Now the foundation provides educators in these regions with seminars and workshops aimed at building capacity in STEM topics. “We were a gathering of scared and inexpert female teachers. And [Matta-Camacho and the foundation] gave us moral and motivational support to generate science in rural areas without computers or TV and where parents don’t consider education to be a priority” because they expect children to work with the parents, says Anyi Zabala Hernández, who teaches 45 children in La Begonia, a small community in Tolima.
The Fundación STEM sin Fronteras also creates activities to spark students’ interest in STEM, encouraging girls and young women in the region to pursue education. “Edna is a very intelligent and empathic person, an excellent scientist.
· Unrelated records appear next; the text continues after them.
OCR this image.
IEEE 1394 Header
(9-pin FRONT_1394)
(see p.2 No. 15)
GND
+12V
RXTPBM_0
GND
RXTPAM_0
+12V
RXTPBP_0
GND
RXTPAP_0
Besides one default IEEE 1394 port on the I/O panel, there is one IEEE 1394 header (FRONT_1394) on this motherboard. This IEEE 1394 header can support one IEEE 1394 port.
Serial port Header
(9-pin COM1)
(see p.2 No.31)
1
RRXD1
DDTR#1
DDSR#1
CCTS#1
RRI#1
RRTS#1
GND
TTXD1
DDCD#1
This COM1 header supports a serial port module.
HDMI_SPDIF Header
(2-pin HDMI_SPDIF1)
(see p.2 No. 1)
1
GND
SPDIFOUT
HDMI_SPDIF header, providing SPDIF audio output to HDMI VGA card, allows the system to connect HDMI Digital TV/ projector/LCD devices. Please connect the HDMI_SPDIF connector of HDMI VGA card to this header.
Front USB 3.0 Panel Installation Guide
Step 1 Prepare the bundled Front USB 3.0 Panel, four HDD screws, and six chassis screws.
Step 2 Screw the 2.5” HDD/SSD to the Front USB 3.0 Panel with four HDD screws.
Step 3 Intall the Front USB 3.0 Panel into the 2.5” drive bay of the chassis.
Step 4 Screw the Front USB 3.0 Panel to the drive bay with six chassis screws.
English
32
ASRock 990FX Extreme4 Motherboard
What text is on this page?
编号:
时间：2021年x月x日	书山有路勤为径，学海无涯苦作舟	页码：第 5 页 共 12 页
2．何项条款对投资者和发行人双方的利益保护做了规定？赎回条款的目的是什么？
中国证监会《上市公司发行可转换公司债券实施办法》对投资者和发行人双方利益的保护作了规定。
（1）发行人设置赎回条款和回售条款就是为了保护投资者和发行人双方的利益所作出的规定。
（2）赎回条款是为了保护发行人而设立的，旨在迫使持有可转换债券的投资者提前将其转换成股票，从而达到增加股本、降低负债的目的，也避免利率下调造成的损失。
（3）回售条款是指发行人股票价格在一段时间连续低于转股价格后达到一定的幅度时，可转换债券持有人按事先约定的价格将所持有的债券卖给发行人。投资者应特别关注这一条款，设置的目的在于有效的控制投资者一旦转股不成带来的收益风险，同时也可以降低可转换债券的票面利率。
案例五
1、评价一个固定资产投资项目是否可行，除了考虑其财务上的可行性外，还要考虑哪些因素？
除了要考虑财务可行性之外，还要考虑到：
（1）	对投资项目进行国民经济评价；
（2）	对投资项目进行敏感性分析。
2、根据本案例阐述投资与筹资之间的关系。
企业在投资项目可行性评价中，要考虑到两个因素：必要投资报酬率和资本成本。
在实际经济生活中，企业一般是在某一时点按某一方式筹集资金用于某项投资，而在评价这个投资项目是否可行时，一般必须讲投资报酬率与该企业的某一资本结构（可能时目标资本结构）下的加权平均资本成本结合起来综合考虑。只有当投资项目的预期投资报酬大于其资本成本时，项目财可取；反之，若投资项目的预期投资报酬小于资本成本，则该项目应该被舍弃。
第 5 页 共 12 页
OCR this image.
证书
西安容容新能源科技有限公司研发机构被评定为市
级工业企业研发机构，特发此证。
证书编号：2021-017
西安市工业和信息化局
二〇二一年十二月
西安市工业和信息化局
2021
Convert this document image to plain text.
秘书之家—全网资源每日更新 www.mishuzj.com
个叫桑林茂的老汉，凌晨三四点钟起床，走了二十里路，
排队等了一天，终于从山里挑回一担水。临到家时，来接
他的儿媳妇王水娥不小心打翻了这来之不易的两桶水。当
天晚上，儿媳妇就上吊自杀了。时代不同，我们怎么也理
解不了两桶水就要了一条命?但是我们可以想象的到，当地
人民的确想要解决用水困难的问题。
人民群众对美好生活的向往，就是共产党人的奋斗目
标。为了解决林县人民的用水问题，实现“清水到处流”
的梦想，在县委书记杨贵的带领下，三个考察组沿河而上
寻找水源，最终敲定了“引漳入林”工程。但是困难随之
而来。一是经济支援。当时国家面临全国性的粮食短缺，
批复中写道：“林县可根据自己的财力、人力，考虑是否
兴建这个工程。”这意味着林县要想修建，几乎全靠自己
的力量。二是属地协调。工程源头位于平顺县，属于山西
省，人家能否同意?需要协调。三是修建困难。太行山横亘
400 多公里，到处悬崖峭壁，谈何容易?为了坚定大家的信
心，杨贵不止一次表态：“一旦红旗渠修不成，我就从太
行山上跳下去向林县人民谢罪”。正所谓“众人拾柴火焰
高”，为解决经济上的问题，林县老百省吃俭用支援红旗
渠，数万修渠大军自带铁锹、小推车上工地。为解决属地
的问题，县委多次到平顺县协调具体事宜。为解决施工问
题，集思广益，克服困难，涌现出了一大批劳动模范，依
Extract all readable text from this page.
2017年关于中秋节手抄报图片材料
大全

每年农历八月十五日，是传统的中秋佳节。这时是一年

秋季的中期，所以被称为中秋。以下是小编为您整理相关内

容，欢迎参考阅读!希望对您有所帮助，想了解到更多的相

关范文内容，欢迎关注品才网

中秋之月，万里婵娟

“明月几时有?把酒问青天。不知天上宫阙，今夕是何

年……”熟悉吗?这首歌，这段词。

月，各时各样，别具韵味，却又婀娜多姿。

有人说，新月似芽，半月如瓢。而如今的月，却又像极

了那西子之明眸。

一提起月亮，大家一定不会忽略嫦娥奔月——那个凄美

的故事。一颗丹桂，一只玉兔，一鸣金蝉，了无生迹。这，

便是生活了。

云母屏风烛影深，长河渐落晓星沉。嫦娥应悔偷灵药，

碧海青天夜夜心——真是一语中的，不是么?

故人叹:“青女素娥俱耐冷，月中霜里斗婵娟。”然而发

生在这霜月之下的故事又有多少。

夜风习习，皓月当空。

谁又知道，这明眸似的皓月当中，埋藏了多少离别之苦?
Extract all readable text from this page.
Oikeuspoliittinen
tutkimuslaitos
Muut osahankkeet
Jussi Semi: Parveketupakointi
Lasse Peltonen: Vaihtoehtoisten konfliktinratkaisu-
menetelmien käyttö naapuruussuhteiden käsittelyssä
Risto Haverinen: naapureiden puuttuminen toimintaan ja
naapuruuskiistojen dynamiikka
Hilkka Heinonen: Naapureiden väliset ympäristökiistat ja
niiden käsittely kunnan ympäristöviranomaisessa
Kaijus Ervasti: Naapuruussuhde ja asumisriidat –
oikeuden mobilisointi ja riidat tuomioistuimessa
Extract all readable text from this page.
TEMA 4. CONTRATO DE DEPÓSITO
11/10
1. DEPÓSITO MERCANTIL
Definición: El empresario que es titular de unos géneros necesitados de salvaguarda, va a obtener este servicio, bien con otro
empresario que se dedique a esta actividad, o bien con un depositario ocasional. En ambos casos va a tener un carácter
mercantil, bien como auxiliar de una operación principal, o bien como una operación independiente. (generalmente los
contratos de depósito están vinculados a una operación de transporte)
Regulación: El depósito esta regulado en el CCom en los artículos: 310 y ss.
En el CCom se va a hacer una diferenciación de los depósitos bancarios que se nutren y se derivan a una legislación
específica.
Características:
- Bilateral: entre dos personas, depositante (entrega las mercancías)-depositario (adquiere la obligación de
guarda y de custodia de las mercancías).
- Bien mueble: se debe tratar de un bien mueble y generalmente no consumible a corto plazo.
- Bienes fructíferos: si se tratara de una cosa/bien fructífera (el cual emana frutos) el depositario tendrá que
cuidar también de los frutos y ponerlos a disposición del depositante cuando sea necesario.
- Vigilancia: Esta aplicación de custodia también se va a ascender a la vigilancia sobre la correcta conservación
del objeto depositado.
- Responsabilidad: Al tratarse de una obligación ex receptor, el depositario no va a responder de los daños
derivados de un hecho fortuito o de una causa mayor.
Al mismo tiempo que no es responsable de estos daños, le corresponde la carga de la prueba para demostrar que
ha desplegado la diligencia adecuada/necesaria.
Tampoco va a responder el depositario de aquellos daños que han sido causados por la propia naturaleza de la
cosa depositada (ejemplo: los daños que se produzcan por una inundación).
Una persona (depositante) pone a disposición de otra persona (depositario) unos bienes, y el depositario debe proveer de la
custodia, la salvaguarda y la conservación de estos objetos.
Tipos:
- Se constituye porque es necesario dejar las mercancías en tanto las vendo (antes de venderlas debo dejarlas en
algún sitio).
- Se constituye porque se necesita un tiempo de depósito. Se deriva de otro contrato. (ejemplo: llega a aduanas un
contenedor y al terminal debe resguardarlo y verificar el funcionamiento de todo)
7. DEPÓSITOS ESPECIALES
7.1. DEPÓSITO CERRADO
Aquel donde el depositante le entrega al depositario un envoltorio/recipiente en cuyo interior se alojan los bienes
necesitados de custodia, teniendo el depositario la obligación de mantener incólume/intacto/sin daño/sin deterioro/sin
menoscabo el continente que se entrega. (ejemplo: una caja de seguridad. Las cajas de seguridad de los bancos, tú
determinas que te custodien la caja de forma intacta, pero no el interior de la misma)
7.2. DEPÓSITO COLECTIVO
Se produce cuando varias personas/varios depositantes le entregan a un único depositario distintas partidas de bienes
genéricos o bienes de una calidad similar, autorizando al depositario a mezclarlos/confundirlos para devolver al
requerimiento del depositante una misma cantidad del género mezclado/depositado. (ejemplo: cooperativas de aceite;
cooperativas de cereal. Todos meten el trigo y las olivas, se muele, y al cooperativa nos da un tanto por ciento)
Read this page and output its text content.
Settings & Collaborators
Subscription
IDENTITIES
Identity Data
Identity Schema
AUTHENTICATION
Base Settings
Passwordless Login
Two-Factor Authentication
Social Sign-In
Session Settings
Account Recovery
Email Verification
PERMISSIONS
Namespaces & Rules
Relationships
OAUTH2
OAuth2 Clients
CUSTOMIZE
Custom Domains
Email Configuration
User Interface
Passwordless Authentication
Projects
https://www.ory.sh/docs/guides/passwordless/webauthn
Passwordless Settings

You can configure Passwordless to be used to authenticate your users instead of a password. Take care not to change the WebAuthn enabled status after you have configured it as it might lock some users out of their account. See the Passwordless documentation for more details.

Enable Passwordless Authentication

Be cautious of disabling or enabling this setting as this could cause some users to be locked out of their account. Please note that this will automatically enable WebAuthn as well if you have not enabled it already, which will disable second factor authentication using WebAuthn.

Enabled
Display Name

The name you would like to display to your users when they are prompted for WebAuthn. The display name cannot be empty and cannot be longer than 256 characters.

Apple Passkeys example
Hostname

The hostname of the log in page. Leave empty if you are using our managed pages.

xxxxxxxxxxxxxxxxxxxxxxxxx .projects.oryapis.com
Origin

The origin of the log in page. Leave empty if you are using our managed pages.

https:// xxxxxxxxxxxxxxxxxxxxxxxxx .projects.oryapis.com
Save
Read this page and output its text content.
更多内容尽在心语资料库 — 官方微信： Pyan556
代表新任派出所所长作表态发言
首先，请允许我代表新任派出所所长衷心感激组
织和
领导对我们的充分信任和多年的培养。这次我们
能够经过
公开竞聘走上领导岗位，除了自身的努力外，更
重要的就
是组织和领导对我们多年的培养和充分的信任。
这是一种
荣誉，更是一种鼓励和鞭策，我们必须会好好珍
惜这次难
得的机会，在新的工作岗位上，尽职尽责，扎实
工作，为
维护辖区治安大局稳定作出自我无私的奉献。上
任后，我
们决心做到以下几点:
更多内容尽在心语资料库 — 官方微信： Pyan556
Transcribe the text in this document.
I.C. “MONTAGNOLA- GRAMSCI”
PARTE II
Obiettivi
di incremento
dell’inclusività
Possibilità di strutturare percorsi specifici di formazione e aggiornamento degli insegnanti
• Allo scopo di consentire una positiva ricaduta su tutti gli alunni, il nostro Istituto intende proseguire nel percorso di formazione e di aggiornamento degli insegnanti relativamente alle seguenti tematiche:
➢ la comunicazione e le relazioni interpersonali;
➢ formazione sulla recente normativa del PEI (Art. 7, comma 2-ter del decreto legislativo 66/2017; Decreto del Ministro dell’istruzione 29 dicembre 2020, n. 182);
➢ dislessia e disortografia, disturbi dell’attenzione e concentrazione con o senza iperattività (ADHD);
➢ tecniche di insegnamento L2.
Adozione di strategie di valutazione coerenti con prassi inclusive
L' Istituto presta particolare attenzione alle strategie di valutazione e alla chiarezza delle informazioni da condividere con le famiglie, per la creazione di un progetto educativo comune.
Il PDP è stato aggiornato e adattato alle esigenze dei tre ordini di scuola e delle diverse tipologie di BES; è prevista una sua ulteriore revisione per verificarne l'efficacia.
And although she lives abroad, she thinks all the time how to ensure that [Colombian] children have the same opportunities that life gave her,” says Liliana Rondón Salazar, a biologist who met Matta-Camacho in Mexico and now leads some programs at the foundation.
Matta-Camacho believes that a measure of success is the capacity to give back to society. In that regard, she considers herself quite successful, and she’s proud that her foundation can help support students who share the same curiosity she had as a child.